Except that the cost for the adult has already been incurred while educating the child is a future expense.
Factories constantly get more efficient. Imagine you inherit two empty lots. You decide to put factories on both, but one at a time. So you put a factory on one of the lots but just as it finishes, disaster strikes and you have to lose one of the lots including any structure that exists upon it. Silly you, forgot to get insurance so it will be a total loss. With your logic, you always choose to lose the lot with the factory already upon it because the empty will hold a factory in the future which might be more productive. But you blatantly ignore all risk involved in building a factory, that efficiency gains are not guaranteed, that efficiency gains accrue to both factories, and that losing an already built factory is a much larger actual loss.

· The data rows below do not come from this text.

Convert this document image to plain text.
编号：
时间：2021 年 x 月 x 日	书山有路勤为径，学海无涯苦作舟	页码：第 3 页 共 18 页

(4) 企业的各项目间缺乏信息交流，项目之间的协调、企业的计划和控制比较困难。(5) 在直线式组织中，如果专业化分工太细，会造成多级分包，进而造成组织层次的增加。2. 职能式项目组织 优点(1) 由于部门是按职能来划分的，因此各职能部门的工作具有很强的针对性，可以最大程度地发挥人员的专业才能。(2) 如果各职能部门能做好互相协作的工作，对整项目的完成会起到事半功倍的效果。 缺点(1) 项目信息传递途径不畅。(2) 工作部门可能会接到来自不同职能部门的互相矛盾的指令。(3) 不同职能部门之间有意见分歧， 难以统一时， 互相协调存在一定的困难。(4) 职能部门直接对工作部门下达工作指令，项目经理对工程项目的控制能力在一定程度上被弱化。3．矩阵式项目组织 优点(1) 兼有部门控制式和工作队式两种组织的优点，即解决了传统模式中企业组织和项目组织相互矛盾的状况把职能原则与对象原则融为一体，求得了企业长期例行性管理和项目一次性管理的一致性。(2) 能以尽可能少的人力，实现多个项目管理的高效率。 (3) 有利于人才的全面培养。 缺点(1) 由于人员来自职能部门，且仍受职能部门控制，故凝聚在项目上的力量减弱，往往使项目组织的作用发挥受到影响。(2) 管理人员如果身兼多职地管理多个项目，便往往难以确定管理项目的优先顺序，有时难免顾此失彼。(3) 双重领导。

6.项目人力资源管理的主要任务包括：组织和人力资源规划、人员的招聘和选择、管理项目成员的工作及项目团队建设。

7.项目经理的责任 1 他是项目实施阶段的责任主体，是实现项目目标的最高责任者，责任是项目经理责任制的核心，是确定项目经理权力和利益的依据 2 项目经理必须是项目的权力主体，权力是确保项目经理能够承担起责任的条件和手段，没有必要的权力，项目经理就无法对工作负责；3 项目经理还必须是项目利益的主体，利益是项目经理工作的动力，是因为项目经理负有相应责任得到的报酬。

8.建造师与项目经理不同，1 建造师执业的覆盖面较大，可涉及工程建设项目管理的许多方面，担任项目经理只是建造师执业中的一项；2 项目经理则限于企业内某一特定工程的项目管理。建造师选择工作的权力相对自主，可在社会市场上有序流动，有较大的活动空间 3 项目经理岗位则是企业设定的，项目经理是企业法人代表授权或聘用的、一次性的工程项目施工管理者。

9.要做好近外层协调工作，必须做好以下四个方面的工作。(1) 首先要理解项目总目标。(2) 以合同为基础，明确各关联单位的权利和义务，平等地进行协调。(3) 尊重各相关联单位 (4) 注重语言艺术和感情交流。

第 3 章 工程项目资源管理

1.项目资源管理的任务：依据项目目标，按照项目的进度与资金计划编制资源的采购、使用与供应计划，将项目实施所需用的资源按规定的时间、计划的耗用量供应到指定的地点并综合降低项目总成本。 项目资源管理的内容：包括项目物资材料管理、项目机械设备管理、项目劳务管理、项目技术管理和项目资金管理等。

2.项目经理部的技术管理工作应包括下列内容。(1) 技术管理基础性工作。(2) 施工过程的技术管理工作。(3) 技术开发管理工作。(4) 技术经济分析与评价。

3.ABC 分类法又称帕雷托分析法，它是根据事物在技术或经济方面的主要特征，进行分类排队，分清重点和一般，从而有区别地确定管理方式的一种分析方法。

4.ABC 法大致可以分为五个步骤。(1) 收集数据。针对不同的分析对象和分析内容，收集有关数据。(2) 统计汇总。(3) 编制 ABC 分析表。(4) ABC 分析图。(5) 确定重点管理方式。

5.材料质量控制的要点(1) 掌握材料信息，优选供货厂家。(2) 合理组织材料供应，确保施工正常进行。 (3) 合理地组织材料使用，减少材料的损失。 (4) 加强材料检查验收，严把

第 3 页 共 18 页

I can't think of anyone who'd rationally choose to lose the newly minted factory over the empty lot.
Hilarious. Not only do you have to abandon your oversimplified example about children, but now you move the goalposts and include a bunch of "if this happens, if that..." qualifications. One cannot apply "if this happens" to one situation AND not apply it to the other situation. How does one know if the existing factory, reliant on current technology will degrade in a much more rapid pace than future technology, etc? I can go on for days with statements like that regarding the output of the current factory. Do I see you also include that in your suddenly new and revised example? Of course not. You cannot critique a future factory with ifs and buts and not turn it around and also apply it to the current factory. Like I've said multiple times, you haven't seriously thought about the implications of your poor examples, and this is yet another that highlights that very point.

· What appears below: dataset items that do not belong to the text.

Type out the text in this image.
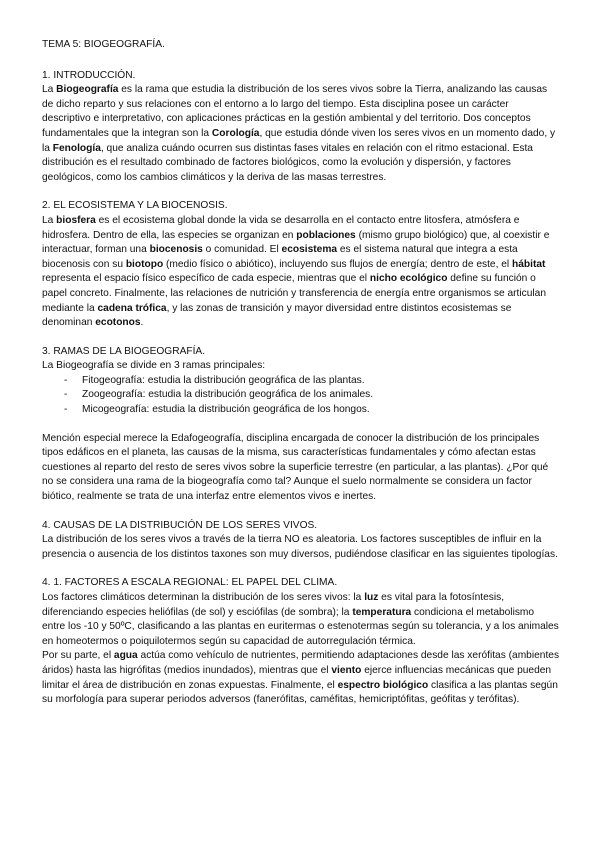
TEMA 5: BIOGEOGRAFÍA.
1. INTRODUCCIÓN.

La Biogeografía es la rama que estudia la distribución de los seres vivos sobre la Tierra, analizando las causas de dicho reparto y sus relaciones con el entorno a lo largo del tiempo. Esta disciplina posee un carácter descriptivo e interpretativo, con aplicaciones prácticas en la gestión ambiental y del territorio. Dos conceptos fundamentales que la integran son la Corología, que estudia dónde viven los seres vivos en un momento dado, y la Fenología, que analiza cuándo ocurren sus distintas fases vitales en relación con el ritmo estacional. Esta distribución es el resultado combinado de factores biológicos, como la evolución y dispersión, y factores geológicos, como los cambios climáticos y la deriva de las masas terrestres.

2. EL ECOSISTEMA Y LA BIOCENOSIS.

La biosfera es el ecosistema global donde la vida se desarrolla en el contacto entre litosfera, atmósfera e hidrosfera. Dentro de ella, las especies se organizan en poblaciones (mismo grupo biológico) que, al coexistir e interactuar, forman una biocenosis o comunidad. El ecosistema es el sistema natural que integra a esta biocenosis con su biotopo (medio físico o abiótico), incluyendo sus flujos de energía; dentro de este, el hábitat representa el espacio físico específico de cada especie, mientras que el nicho ecológico define su función o papel concreto. Finalmente, las relaciones de nutrición y transferencia de energía entre organismos se articulan mediante la cadena trófica, y las zonas de transición y mayor diversidad entre distintos ecosistemas se denominan ecotonos.

3. RAMAS DE LA BIOGEOGRAFÍA.

La Biogeografía se divide en 3 ramas principales:

- Fitogeografía: estudia la distribución geográfica de las plantas.
- Zoogeografía: estudia la distribución geográfica de los animales.
- Micogeografía: estudia la distribución geográfica de los hongos.

Mención especial merece la Edafogeografía, disciplina encargada de conocer la distribución de los principales tipos edáficos en el planeta, las causas de la misma, sus características fundamentales y cómo afectan estas cuestiones al reparto del resto de seres vivos sobre la superficie terrestre (en particular, a las plantas). ¿Por qué no se considera una rama de la biogeografía como tal? Aunque el suelo normalmente se considera un factor biótico, realmente se trata de una interfaz entre elementos vivos e inertes.

4. CAUSAS DE LA DISTRIBUCIÓN DE LOS SERES VIVOS.

La distribución de los seres vivos a través de la tierra NO es aleatoria. Los factores susceptibles de influir en la presencia o ausencia de los distintos taxones son muy diversos, pudiéndose clasificar en las siguientes tipologías.

4. 1. FACTORES A ESCALA REGIONAL: EL PAPEL DEL CLIMA.

Los factores climáticos determinan la distribución de los seres vivos: la luz es vital para la fotosíntesis, diferenciando especies heliófilas (de sol) y esciófilas (de sombra); la temperatura condiciona el metabolismo entre los -10 y 50ºC, clasificando a las plantas en euritermas o estenotermas según su tolerancia, y a los animales en homeotermos o poiquilotermos según su capacidad de autorregulación térmica.

Por su parte, el agua actúa como vehículo de nutrientes, permitiendo adaptaciones desde las xerófitas (ambientes áridos) hasta las higrófitas (medios inundados), mientras que el viento ejerce influencias mecánicas que pueden limitar el área de distribución en zonas expuestas. Finalmente, el espectro biológico clasifica a las plantas según su morfología para superar periodos adversos (fanerófitas, caméfitas, hemicriptófitas, geófitas y terófitas).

And then you top it off with: "losing an already built factory is a much larger actual loss." That statement infers that future productivity is of benefit, despite your denial of trying to invoke future productivity. The day a factory is built, it is a net detriment to society because it hasn't produced anything and has invoking costs for construction. Its yield to society is based on what it will produce.
That's the problem with ideas of "libertarianism" and "communism." They sound great when somebody does math on a napkin, but when reality strikes, it all breaks down.

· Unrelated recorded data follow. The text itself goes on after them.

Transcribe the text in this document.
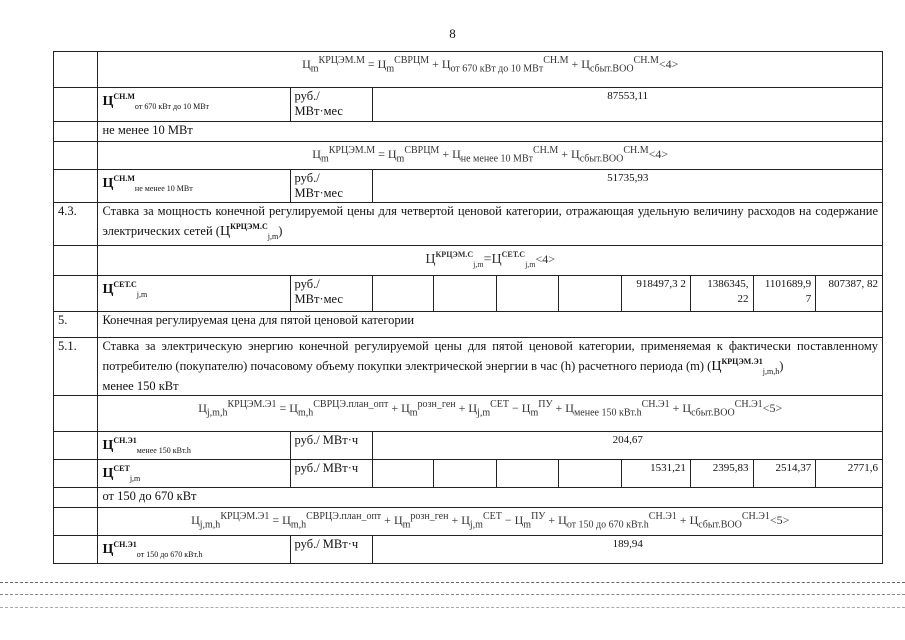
8
	$Ц_m^{КРЦЭМ.М} = Ц_m^{СВРЦМ} + Ц_{от 670 кВт до 10 МВт}^{СН.М} + Ц_{сбыт.ВОО}^{СН.М}<4>$									
	$Ц^{СН.М}_{от 670 кВт до 10 МВт}$	руб./ МВт·мес	87553,11							
	не менее 10 МВт									
	$Ц_m^{КРЦЭМ.М} = Ц_m^{СВРЦМ} + Ц_{не менее 10 МВт}^{СН.М} + Ц_{сбыт.ВОО}^{СН.М}<4>$									
	$Ц^{СН.М}_{не менее 10 МВт}$	руб./ МВт·мес	51735,93							
4.3.	Ставка за мощность конечной регулируемой цены для четвертой ценовой категории, отражающая удельную величину расходов на содержание электрических сетей $(Ц^{КРЦЭМ.С}_{j,m})$									
	$Ц^{КРЦЭМ.С}_{j,m}=Ц^{СЕТ.С}_{j,m}<4>$									
	$Ц^{СЕТ.С}_{j,m}$	руб./ МВт·мес					918497,3 2	1386345, 22	1101689,9 7	807387, 82
5.	Конечная регулируемая цена для пятой ценовой категории									
5.1.	Ставка за электрическую энергию конечной регулируемой цены для пятой ценовой категории, применяемая к фактически поставленному потребителю (покупателю) почасовому объему покупки электрической энергии в час (h) расчетного периода (m) $(Ц^{КРЦЭМ.Э1}_{j,m,h})$
менее 150 кВт									
	$Ц_{j,m,h}^{КРЦЭМ.Э1} = Ц_{m,h}^{СВРЦЭ.план\_опт} + Ц_m^{розн\_ген} + Ц_{j,m}^{СЕТ} - Ц_m^{ПУ} + Ц_{менее 150 кВт.h}^{СН.Э1} + Ц_{сбыт.ВОО}^{СН.Э1}<5>$									
	$Ц^{СН.Э1}_{менее 150 кВт.h}$	руб./ МВт·ч	204,67							
	$Ц^{СЕТ}_{j,m}$	руб./ МВт·ч					1531,21	2395,83	2514,37	2771,6
	от 150 до 670 кВт									
	$Ц_{j,m,h}^{КРЦЭМ.Э1} = Ц_{m,h}^{СВРЦЭ.план\_опт} + Ц_m^{розн\_ген} + Ц_{j,m}^{СЕТ} - Ц_m^{ПУ} + Ц_{от 150 до 670 кВт.h}^{СН.Э1} + Ц_{сбыт.ВОО}^{СН.Э1}<5>$									
	$Ц^{СН.Э1}_{от 150 до 670 кВт.h}$	руб./ МВт·ч	189,94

1) Sure, but keep in mind that the difference between a young adult and a young child isn't that great. And any gains in productivity accrue to both while they are working, so your entire premise is that the huge productivity gains in the last few years of work for the child will offset the entire guarantee of my already incurred loss. I guess this should be a lesson in risk for you.
Over the past 20 years, productivity has increased by 33%. Trying to diminish that by calling it "isn't that great" is revising history. Maybe you should also consider the lesson that same risk applies to the adult because they have their own future risk. Seriously, think about what you are saying before saying it, you are just refuting your own logic.
2) That productivity gains mean that the human itself has a large marginal value. You can pick specific sectors (manufacturing being a commonly used example) and see that productivity gains have an inverse effect on employment due to automation: https://seekingalpha.com/article/40...whelmingly-increases-productivity-coming-back. Ironically, your much vaunted productivity gains increase the risk that the child will not be adding productive labor at all (essentially replaced by a robot). Once we've automated enough (and that may actually be now), it might actually be possible to increase per capita productivity by having *fewer* workers, not more (per capita productivity is just GDP divided by people).
Did do you even consider the fact that when a worker leaves the manufacturing field, they can work in other fields and that productivity isn't accounted in that table? You keep adding more and more nuances which just end up shooting yourself in your foot.